Beautifully written! I’ve only know your wife as a little girl but have kept up with you knowing you needed prayer and prayer you will get!!?! Read ps 91 daily ALOUD and make it personal! I’m doing that for you as well!!! You are a strong young man and I admire your openess! Your family is precious!!!
Oh no Mark & Sarah,
I had no info on this & just read your words so marvelously & lovingly written !
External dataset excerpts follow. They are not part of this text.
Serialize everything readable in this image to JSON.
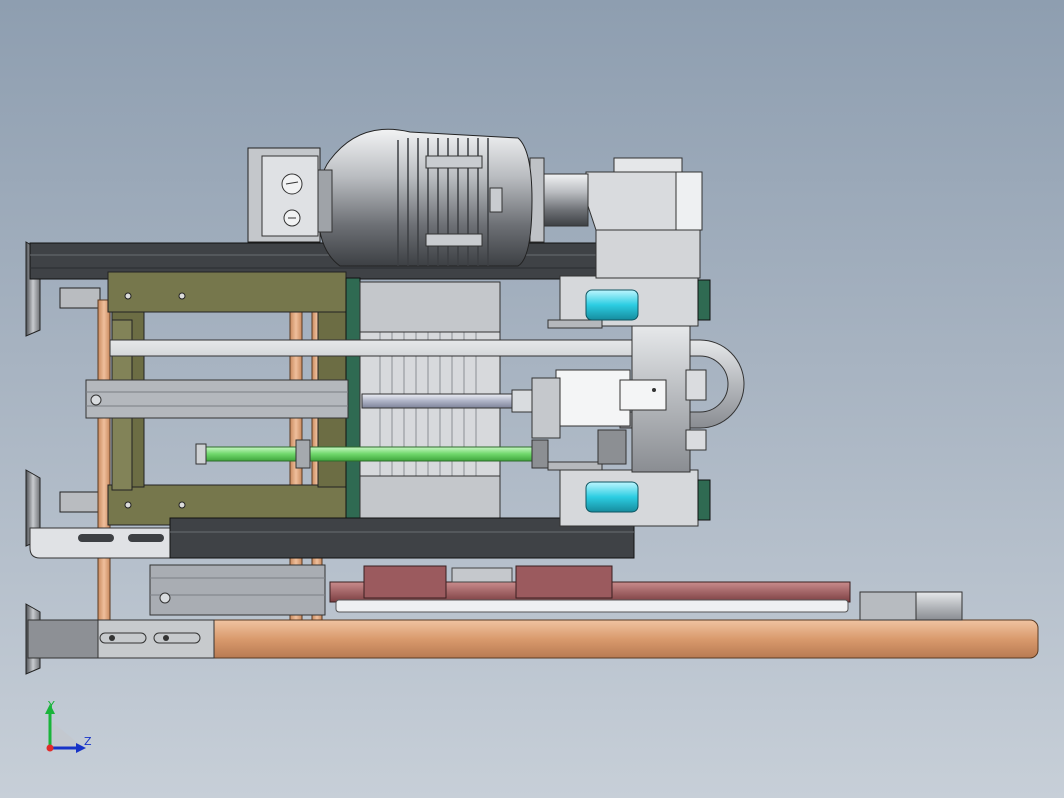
{
  "viewport": {
    "background_top": "#8e9eb0",
    "background_bottom": "#c7cfd8"
  },
  "model": {
    "parts": [
      "gear-motor",
      "gearbox",
      "roller-frame",
      "cable-chain",
      "linear-rail",
      "base-beam",
      "leveling-feet",
      "drive-shafts",
      "rollers"
    ],
    "colors": {
      "steel_dark": "#3f4246",
      "steel_light": "#c9ccd0",
      "olive_frame": "#6f7048",
      "copper_profile": "#d8a07a",
      "cyan_roller": "#35d2e6",
      "green_shaft": "#7ce37a",
      "rail_red": "#9b5a5e",
      "panel_green": "#2f6a52"
    }
  },
  "triad": {
    "y_label": "Y",
    "z_label": "Z",
    "y_color": "#19b43a",
    "z_color": "#1733c8"
  }
}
I pray God will bless your family with added strength to give positive energy & encouragement for Willa’s life 😘
My goodness, wow…I’m just now reading this first blog , after reading Sarah’s addition to the blog this morning, and thinking I wasn’t comprehending what I had read. I am truly touched by yours and Sarah’s willingness to share your family’s journey through this. My heart aches for you, for my friend, sweet Sarah , for that rambunctious, Rowe and for that precious bundle of plump cherub cheeks and mile wide smiles, Willa. Through the tears, a pile of used Kleenex, a cup of coffee, now turned cold, I am praying for you both, the kids, ya’lls parents, the doctors, nurses etc. If I read it correctly, did I see that baby #3 is bebopping and growing along ? Congratulations you two, and prayers for the health of both Momma Sarah and Wee#3. You’re a courageous, brave, strong, caring, loving, kind and smart Christian man…you’re a provider and the protector/keeper of your family as a husband and father; your strengh, honesty, love, support, caring heart, kind soul, integrity, genuine sincerity and bravery to share with us your lives so openly in a blog while dealing with these fears, unknowns, what ifs, etc with the news of Willa’s diagnosis is admirable and commendable. God is moving through you, through the blog, your marriage , your journey and touching all of our hearts , our souls with lessons of wisdom, love, education, sadness, as well as the laughter through the tears….it truly shows,. I’m grabbing pen and paper to do your suggested exercises. We are all here to support y’all in whatever way you may need. Many blessings to you and your family. Seriously, if there is anything you or Sarah need please do not hesitate to contact me and ask me. I am way the heck up here in Kentucky however, I have more free time than ever before , no mortgage and that enables me to offer my help. From prayers ( which I will be doing already) to….whatever A to Z just ask, please!